Posted on 07 June 2013.
Businesses today use up to 50 on-premises applications and 25 cloud-based applications on average, so identity and access management (IAM) technologies to secure data and deliver user convenience can be critical.


New research from Symplified shows many organizations with IAM solutions in place still don’t know what people are doing while logged into those applications, among other security and operational concerns.

The survey of IT executives and administrators shows 64 percent of respondents cannot audit user activity beyond login, whether access is via a computer, mobile device, or both; over a third (38 percent) reported experiencing accidental access by an unauthorized user; and nearly a quarter (24 percent) have experienced a hack exposing user credentials.

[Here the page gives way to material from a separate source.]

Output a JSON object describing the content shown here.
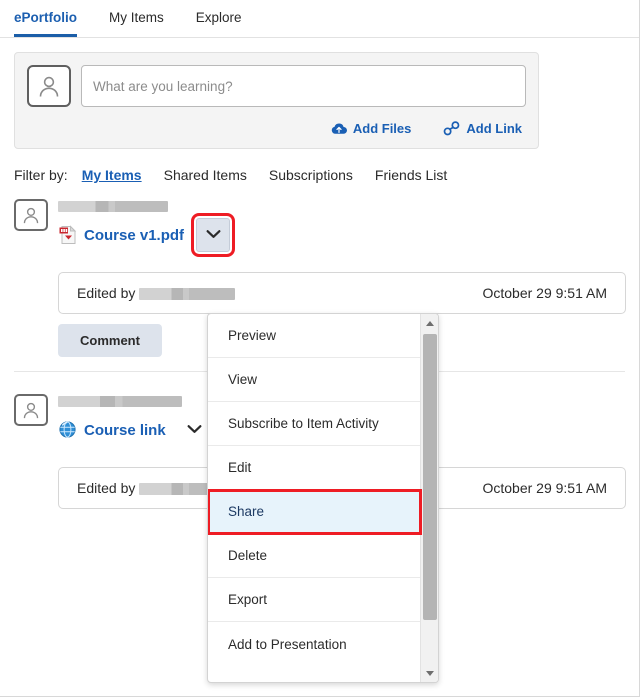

Symplified also gauged who organizations are authorizing to use corporate applications, as well as their mobile access policies, and found:
  • Half (50 percent) of respondents authorize access for 250 or more partners
  • More than half (54 percent) authorize access for 250 or more contractors/consultants
  • More than half (55 percent) authorize access for 1,500 or more employees
  • 45 percent authorize access for 4,000 or more customers
  • Three-quarters (76 percent) have a policy allowing employees to access corporate applications via mobile devices; 68 percent have a mobile access policy for partners.
“Incidents of hacks and accidental data exposure are always a concern, but lack of visibility and control are also a red flag in today’s environment,” said Shayne Higdon, Symplified CEO and president.

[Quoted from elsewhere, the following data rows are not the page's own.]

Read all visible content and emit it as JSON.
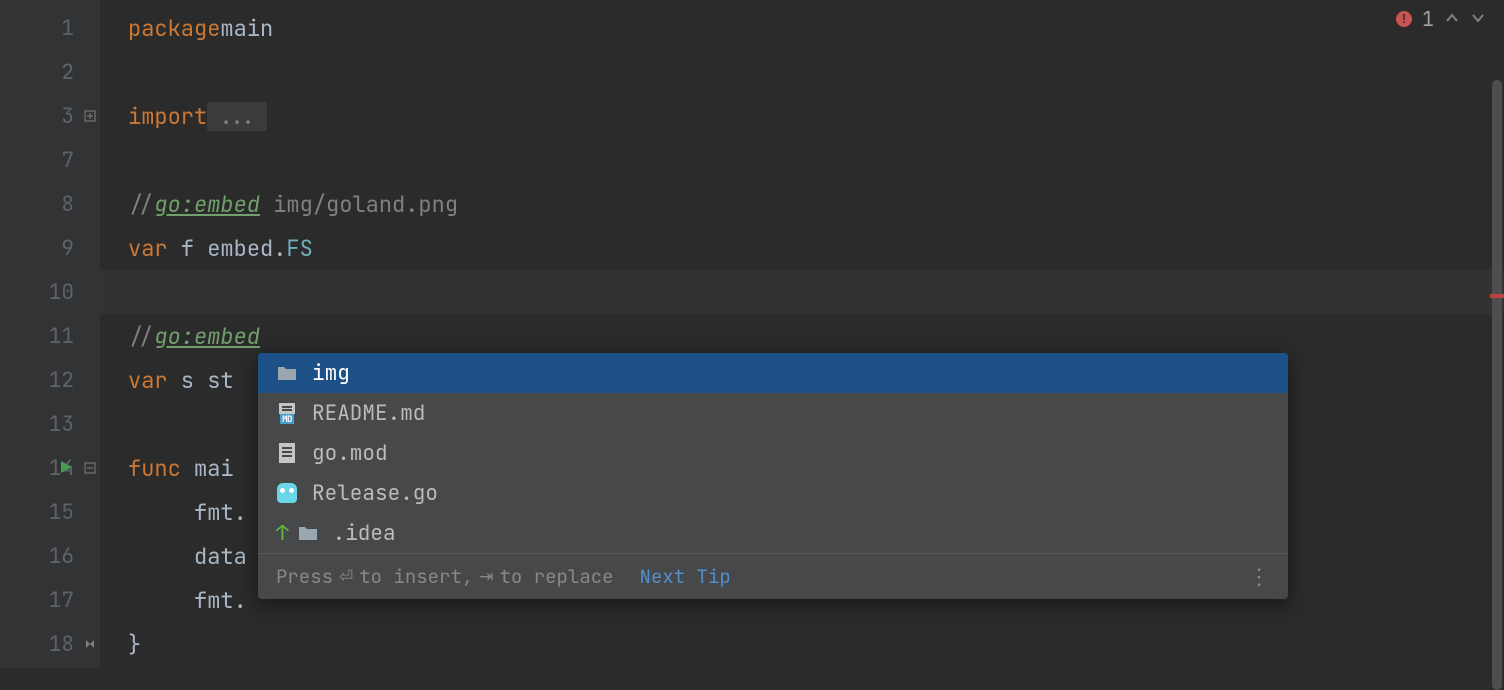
{
  "gutter_lines": [
    "1",
    "2",
    "3",
    "7",
    "8",
    "9",
    "10",
    "11",
    "12",
    "13",
    "14",
    "15",
    "16",
    "17",
    "18"
  ],
  "code": {
    "l1": {
      "kw": "package",
      "name": "main"
    },
    "l3": {
      "kw": "import",
      "folded": "..."
    },
    "l8": {
      "slashes": "//",
      "directive": "go:embed",
      "path": " img/goland.png"
    },
    "l9": {
      "kw": "var",
      "name": " f ",
      "pkg": "embed.",
      "type": "FS"
    },
    "l11": {
      "slashes": "//",
      "directive": "go:embed"
    },
    "l12": {
      "kw": "var",
      "name": " s ",
      "type_partial": "st"
    },
    "l14": {
      "kw": "func",
      "name": " mai"
    },
    "l15": {
      "indent": "     ",
      "text": "fmt."
    },
    "l16": {
      "indent": "     ",
      "text": "data"
    },
    "l17": {
      "indent": "     ",
      "text": "fmt."
    },
    "l18": {
      "text": "}"
    }
  },
  "inspection": {
    "error_count": "1"
  },
  "popup": {
    "items": [
      {
        "icon": "folder",
        "label": "img",
        "selected": true
      },
      {
        "icon": "md",
        "label": "README.md"
      },
      {
        "icon": "file",
        "label": "go.mod"
      },
      {
        "icon": "gopher",
        "label": "Release.go"
      },
      {
        "icon": "folder",
        "label": ".idea",
        "up": true
      }
    ],
    "footer": {
      "press": "Press",
      "enter_hint": "to insert,",
      "tab_hint": "to replace",
      "next_tip": "Next Tip"
    }
  }
}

“Eighty-six percent of the IT pros we surveyed maintain two or more repositories for user identities -- a practice that can lead to access and policy violations. BYOD and SaaS used together also presents a unique challenge; as employees and partners use more of their own devices, organizations lose visibility into what they’re doing when logged into SaaS services. These challenges underscore the importance of knowing your security, compliance and other specific needs as you build out your identity management strategy.”